Lo que necesitamos es desmontar la lógica de una construcción europea que se hace a expensas de cada europeo: de su libertad personal y de su control sobre las instituciones. Y para ello es muy conveniente pasar a la “Europa de varias velocidades” como la llaman los cursis de Bruselas (todo lo que viene de la capital belga parece no ser apto para diabéticos, como sus afamados pralinés). En realidad no se trata de varias “velocidades”, y deberíamos empezar a desechar esa visión teleológica de Europa porque los grados de integración pueden ser indefinidamente los que quiera cada cual, e ir variando hacia más o hacia menos, y no tienen que entenderse como pasos más lentos o más rápidos pero encaminados por designio divino a un escenario final de fusión, resultante en un macroestado continental que eriza el vello.

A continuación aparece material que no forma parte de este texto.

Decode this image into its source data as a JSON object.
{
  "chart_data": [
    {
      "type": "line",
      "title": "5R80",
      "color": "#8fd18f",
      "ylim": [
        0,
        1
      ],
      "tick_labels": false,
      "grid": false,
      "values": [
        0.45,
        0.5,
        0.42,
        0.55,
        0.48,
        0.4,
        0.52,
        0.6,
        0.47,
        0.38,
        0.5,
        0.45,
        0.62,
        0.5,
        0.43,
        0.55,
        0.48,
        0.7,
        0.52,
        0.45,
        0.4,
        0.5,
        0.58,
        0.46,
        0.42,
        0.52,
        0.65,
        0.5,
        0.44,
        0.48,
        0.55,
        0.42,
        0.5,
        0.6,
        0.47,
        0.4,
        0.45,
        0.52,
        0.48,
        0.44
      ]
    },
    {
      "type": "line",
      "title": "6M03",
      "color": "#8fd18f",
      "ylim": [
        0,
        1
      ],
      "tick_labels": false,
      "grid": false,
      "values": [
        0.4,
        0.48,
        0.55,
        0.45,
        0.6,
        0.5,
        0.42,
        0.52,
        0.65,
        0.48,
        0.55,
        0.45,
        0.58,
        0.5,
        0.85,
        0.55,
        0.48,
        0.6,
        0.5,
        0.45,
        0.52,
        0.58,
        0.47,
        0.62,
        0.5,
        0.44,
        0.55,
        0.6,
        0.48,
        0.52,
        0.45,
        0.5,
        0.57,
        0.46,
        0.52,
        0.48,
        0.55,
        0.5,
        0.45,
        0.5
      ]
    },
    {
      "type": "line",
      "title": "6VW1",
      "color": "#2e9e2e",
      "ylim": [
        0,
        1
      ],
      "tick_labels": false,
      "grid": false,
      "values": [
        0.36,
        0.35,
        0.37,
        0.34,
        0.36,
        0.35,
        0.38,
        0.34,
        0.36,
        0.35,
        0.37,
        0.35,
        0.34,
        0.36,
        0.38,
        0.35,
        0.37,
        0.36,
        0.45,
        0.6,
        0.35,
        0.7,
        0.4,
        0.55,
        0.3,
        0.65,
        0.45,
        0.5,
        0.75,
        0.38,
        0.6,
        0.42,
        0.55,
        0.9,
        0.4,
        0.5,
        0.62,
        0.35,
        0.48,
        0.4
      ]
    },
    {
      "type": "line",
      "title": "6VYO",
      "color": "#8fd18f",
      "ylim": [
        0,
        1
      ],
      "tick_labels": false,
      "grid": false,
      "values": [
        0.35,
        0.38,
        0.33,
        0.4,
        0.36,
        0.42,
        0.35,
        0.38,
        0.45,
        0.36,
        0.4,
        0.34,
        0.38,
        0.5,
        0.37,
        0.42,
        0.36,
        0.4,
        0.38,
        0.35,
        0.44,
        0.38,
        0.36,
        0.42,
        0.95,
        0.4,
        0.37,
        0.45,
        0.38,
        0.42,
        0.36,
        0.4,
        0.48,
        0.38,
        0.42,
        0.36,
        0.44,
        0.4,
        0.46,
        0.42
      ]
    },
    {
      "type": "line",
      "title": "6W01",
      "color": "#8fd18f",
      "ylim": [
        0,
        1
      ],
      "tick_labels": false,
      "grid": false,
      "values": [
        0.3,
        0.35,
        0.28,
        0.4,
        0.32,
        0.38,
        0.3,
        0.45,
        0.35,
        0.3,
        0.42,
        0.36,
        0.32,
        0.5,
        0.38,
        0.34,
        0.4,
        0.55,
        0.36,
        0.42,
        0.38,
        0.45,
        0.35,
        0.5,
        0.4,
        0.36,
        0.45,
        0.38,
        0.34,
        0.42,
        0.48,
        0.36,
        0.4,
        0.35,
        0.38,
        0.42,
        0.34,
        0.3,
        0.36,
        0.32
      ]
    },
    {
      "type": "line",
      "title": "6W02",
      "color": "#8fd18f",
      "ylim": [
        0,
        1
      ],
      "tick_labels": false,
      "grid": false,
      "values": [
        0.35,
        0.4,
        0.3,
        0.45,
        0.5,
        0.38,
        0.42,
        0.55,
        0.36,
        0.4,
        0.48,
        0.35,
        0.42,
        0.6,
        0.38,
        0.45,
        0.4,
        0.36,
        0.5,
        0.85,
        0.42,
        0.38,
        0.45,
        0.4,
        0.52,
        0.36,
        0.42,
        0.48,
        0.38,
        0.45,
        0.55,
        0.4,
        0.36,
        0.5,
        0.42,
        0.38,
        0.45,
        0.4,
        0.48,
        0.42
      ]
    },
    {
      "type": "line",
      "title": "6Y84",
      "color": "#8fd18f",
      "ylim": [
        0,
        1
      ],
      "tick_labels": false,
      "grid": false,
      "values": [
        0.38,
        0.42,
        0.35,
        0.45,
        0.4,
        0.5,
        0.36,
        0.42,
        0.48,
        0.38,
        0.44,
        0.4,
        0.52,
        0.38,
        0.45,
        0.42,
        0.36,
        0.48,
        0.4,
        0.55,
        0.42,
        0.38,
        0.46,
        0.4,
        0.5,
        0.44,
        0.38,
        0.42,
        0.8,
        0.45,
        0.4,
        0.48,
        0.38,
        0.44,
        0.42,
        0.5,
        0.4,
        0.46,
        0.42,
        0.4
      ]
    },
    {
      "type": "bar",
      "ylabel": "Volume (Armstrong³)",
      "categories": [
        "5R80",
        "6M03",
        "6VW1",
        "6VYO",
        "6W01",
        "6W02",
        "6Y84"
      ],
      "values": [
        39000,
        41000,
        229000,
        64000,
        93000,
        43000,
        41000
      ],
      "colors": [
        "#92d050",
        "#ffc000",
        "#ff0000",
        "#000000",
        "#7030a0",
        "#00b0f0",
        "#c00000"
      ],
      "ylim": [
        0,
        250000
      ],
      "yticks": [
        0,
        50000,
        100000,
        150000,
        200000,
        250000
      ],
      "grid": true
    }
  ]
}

Un buen paso sería regionalizar la integración. Pese a la oposición hispanofrancesa, entendible sólo en clave de política doméstica, es perfectamente razonable que Escocia, Gibraltar e Irlanda del Norte se mantengan en la Unión si así lo desean, y que Gales e Inglaterra se salgan. Simplemente se estaría respetando el resultado de las urnas. Además hay precedentes, desde las islas Feroe y Groenlandia, que son territorio danés pero no UE, hasta los muchos regímenes especiales de integración existentes, como los de las islas Aland, Campione, Ceuta y Melilla, etcétera.

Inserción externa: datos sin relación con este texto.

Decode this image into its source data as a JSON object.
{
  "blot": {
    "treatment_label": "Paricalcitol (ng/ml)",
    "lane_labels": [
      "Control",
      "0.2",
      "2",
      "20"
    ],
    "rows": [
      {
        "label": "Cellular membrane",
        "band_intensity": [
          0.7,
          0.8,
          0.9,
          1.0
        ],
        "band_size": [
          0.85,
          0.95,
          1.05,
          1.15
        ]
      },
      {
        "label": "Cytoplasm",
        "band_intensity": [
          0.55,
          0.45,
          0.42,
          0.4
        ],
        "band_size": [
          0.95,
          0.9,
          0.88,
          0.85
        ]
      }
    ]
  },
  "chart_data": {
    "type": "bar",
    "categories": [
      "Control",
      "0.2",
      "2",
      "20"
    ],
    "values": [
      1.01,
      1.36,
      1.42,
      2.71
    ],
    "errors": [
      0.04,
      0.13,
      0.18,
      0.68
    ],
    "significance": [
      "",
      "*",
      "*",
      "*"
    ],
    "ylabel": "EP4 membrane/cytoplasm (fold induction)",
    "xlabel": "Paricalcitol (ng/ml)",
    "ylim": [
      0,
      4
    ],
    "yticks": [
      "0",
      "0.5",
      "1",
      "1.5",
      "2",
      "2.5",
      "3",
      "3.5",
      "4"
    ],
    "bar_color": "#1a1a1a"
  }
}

Nos hace falta más EFTA y menos Juncker, más flexibilidad y menos infiernos regulatorios, más mercado y menos “armonización” fiscal
¿Por qué no ir hacia una Europa líquida, una Europa de geometría variable, una Europa a la carta que responda a los anhelos particulares, no ya de los veintitantos Estados nacionales, esos mamuts al borde de la glaciación, sino de los cientos de unidades territoriales más pequeñas, siempre susceptibles además de variar, unirse, escindirse, etcétera? ¿Por qué no retroceder hasta donde Europa empezó a ser opresiva y antipática, y emprender desde ahí un camino mejor, basado en lo que todos queremos compartir (mercado libre y espacio de libertades personales) sin hacer de nuestro continente una dictadura de burócratas y lobbies? Nos hace falta más EFTA y menos Juncker, más flexibilidad y menos infiernos regulatorios como la infame Política Agrícola Común, más mercado y menos “armonización” fiscal al alza, en definitiva más Libertad y menos Estado, ya sea nacional, subnacional o europeo. No necesitamos un eje París-Berlín con el resto de los europeos aplaudiendo como focas a la espera de un pescado que ya escasea, sino más Noruegas… muchas más Noruegas.